[plt-scheme] Scribble formatting dilemma
My short answer to your question is that I think you will have to dig
into the CSS to get the font sizes cooperating, but that you will also
run into some hard constraints of the HTML layout currently used by
Scribble.
For my long answer, here are some of my opinions on Web page layout.
They are somewhat strong, but I know Scheme people are accustomed to
everyone having strong opinions... :)
Almost no one gets HTML layout right, since the first versions Netscape
Navigator and IE.
The best way is to start by assuming that the user's default font is set
to the user's preference for body text on the device in use.
Most important is the user's font *size* preference, although one is
forgiven for forcing sans-serif, since historically many browsers
default to serifed, which few people like on current screen technology.

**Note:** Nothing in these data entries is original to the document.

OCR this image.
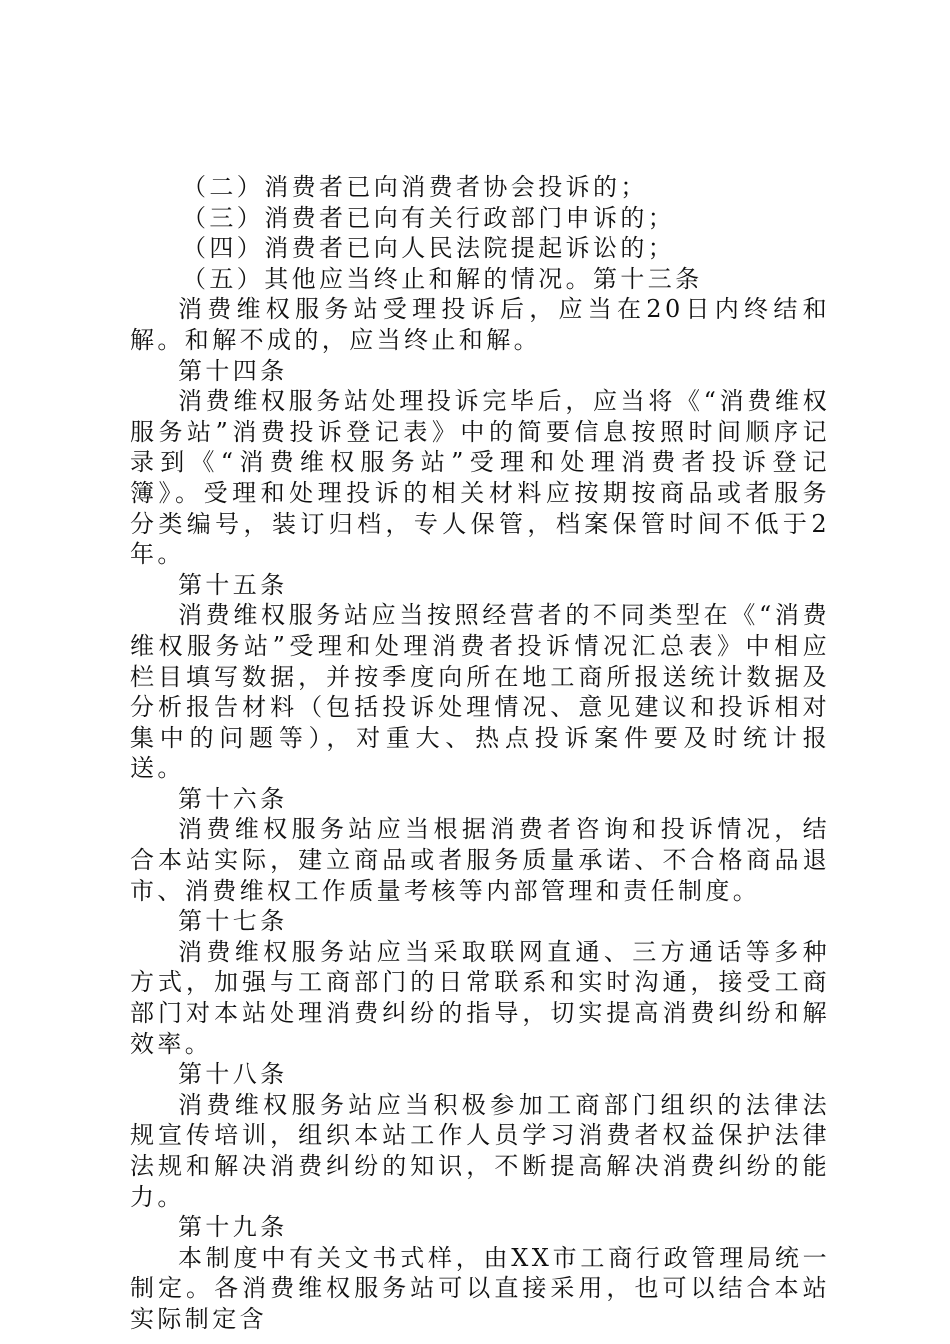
（二）消费者已向消费者协会投诉的；

（三）消费者已向有关行政部门申诉的；

（四）消费者已向人民法院提起诉讼的；

（五）其他应当终止和解的情况。第十三条

消费维权服务站受理投诉后，应当在20日内终结和解。和解不成的，应当终止和解。

第十四条

消费维权服务站处理投诉完毕后，应当将《“消费维权服务站”消费投诉登记表》中的简要信息按照时间顺序记录到《“消费维权服务站”受理和处理消费者投诉登记簿》。受理和处理投诉的相关材料应按期按商品或者服务分类编号，装订归档，专人保管，档案保管时间不低于2年。

第十五条

消费维权服务站应当按照经营者的不同类型在《“消费维权服务站”受理和处理消费者投诉情况汇总表》中相应栏目填写数据，并按季度向所在地工商所报送统计数据及分析报告材料（包括投诉处理情况、意见建议和投诉相对集中的问题等），对重大、热点投诉案件要及时统计报送。

第十六条

消费维权服务站应当根据消费者咨询和投诉情况，结合本站实际，建立商品或者服务质量承诺、不合格商品退市、消费维权工作质量考核等内部管理和责任制度。

第十七条

消费维权服务站应当采取联网直通、三方通话等多种方式，加强与工商部门的日常联系和实时沟通，接受工商部门对本站处理消费纠纷的指导，切实提高消费纠纷和解效率。

第十八条

消费维权服务站应当积极参加工商部门组织的法律法规宣传培训，组织本站工作人员学习消费者权益保护法律法规和解决消费纠纷的知识，不断提高解决消费纠纷的能力。

第十九条

本制度中有关文书式样，由XX市工商行政管理局统一制定。各消费维权服务站可以直接采用，也可以结合本站实际制定含
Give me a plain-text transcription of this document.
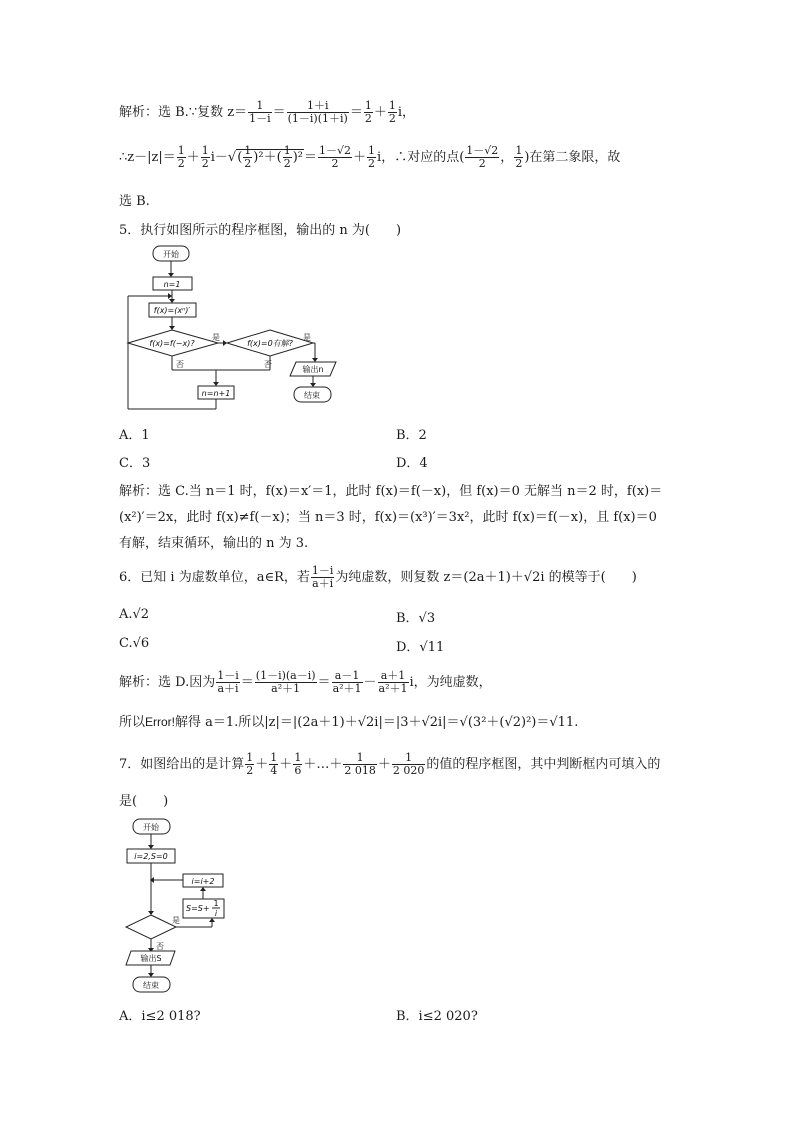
解析：选 B.∵复数 $z= \frac{1}{1-i} = \frac{1+i}{(1-i)(1+i)} = \frac{1}{2} + \frac{1}{2}$ i，
∴z－|z|＝ $\frac{1}{2} + \frac{1}{2} i-√( \frac{1}{2} )^2+( \frac{1}{2} )^2= \frac{1-√2}{2} + \frac{1}{2}$ i，∴对应的点( $\frac{1-√2}{2}$ ， $\frac{1}{2}$ )在第二象限，故
选 B.
5．执行如图所示的程序框图，输出的 n 为(　　)
开始
n=1
f(x)=(xⁿ)′
f(x)=f(−x)?
是
f(x)=0有解?
是
输出n
结束
否	否
n=n+1
A．1	B．2
C．3	D．4
解析：选 C.当 n＝1 时，f(x)＝x′＝1，此时 f(x)＝f(－x)，但 f(x)＝0 无解当 n＝2 时，f(x)＝
(x²)′＝2x，此时 f(x)≠f(－x)；当 n＝3 时，f(x)＝(x³)′＝3x²，此时 f(x)＝f(－x)，且 f(x)＝0
有解，结束循环，输出的 n 为 3.
6．已知 i 为虚数单位，a∈R，若 $\frac{1-i}{a+i}$ 为纯虚数，则复数 z＝(2a＋1)＋√2i 的模等于(　　)
A.√2	B．√3
C.√6	D．√11
解析：选 D.因为 $\frac{1-i}{a+i} = \frac{(1-i)(a-i)}{\text{a²＋1}} = \frac{a-1}{\text{a²＋1}} - \frac{a+1}{\text{a²＋1}}$ i，为纯虚数，
所以Error!解得 a＝1.所以|z|＝|(2a＋1)＋√2i|＝|3＋√2i|＝√(3²＋(√2)²)＝√11.
7．如图给出的是计算 $\frac{1}{2} + \frac{1}{4} + \frac{1}{6}$ ＋…＋ $\frac{1}{2 018} + \frac{1}{2 020}$ 的值的程序框图，其中判断框内可填入的
是(　　)
开始
i=2,S=0
i=i+2
S=S+
1
i
是
否
输出S
结束
A．i≤2 018?	B．i≤2 020?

Once you assume the user knows what size font they like, then font sizes
of headings and such can be defined by percentages relative to the
user's body font size. For example, a first-level heading might be
200%. You might to 90%-95% for fixed-width text. Small print could be 80%.
In tables, generally just use the default body text size.
Embedded pixmaps are not a completely solved problem, but in practice
they work out OK if you just target them at a roughly appropriate pixel
size for desktops and laptops. The portable devices tend to shrink them
anyway.
Fixed body text column widths should not be used unless you are really
sophisticated with the JavaScript enough to make it adapt to changing
font size and browser window width. The only reason to do this is to
enforce a *maximum* column width, since HTML is especially stupid about
this. (HTML evolution got sidetracked by table-based layout for a decade.)
Minimum body column widths should almost never be specified. It is not
your place to say that the user should be required read 10 words (much
less 800 pixels per line!), even if that means horizontal scrolling
because the user's device is too small, or they need to use large fonts,
or they don't wish to have the page consume all their screen real
estate. Necessarily fixed-width layout chunks, such as for code
examples, can be put in a "div" with automatic scrollbar on horizontal
overflow.
On my TODO list is to develop and publicize an example for that adaptive
maximum column width problem. Conceptually, it is trivial. There is
just some headache with cross-browser testing of JavaScript. By
default, then, until you can't do max widths in a smart way, it is
better not to do them at all.
Also, I might be doing a little experimental tweaking to Scribble CSS
and HTML output myself, once I have finished converting all my Scheme
code documentation over to Scribble.